Our findings are interesting because we have demonstrated as previously reported in other studies [4, 29] that P. falciparum asymptomatic malaria is responsible for anaemia in pregnant women in Burkina Faso. However, there are some potential limitations in our study to be considered. First, P. falciparum asymptomatic malaria was identified using RDT and optical microscopy. The sensitivity of these tests is low for the detection of very low parasitaemia. Indeed, a recent study has shown a higher prevalence of asymptomatic malaria detected by polymerase chain reaction (PCR) compared with other diagnostic methods [9]. Thus, the prevalence of asymptomatic malaria reported in our study may be underestimated. In addition, to define anaemia we only measured haemoglobin levels among pregnant women.

Several studies documented an impact of asymptomatic malaria on haematological markers like blood count, ferritin, and transferrin levels [3032]. But our study did not include the evaluation of those parameters.

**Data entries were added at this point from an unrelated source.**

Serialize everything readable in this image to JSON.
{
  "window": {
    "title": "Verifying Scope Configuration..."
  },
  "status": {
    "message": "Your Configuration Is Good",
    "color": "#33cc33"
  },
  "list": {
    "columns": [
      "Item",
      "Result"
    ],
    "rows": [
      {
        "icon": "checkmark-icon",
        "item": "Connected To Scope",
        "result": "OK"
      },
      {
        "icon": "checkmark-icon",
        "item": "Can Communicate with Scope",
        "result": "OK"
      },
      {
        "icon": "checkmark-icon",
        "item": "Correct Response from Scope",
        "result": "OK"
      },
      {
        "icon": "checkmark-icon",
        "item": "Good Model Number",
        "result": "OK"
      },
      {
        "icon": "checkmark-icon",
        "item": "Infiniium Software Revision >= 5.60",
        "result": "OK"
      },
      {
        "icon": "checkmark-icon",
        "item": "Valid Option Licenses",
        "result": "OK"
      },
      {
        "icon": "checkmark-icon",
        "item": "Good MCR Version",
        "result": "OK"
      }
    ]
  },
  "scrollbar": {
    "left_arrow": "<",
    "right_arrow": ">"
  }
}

A subsequent study could focus on the role of folic acid in reducing anaemia among pregnant women with mild or asymptomatic malaria. Intermittent preventive treatment of malaria in pregnant women is ensured by SP. Therefore, monitoring of SP resistance by P. falciparum is necessary among pregnant women.

5. Conclusion

This study revealed a high prevalence of asymptomatic malaria among pregnant women in Burkina Faso. This asymptomatic infection is responsible for anaemia in pregnant women and may count in mother to children malaria transmission. Therefore, the systematic diagnosis of malaria should be introduced to pregnant women as a part of the antenatal care. In addition, intermittent preventive treatment of malaria and the use of ITNs should be strengthened among pregnant women in Burkina Faso.


The authors are grateful to the staff of Saint Camille laboratory and CERBA, Ouagadougou. They are deeply grateful to the Italian Episcopal Conference (C. E. I), to UEMOA, and to the RADIM House, Roma, Italy. They would like to thank Dr. Med Guzin Surat for reading critically the paper.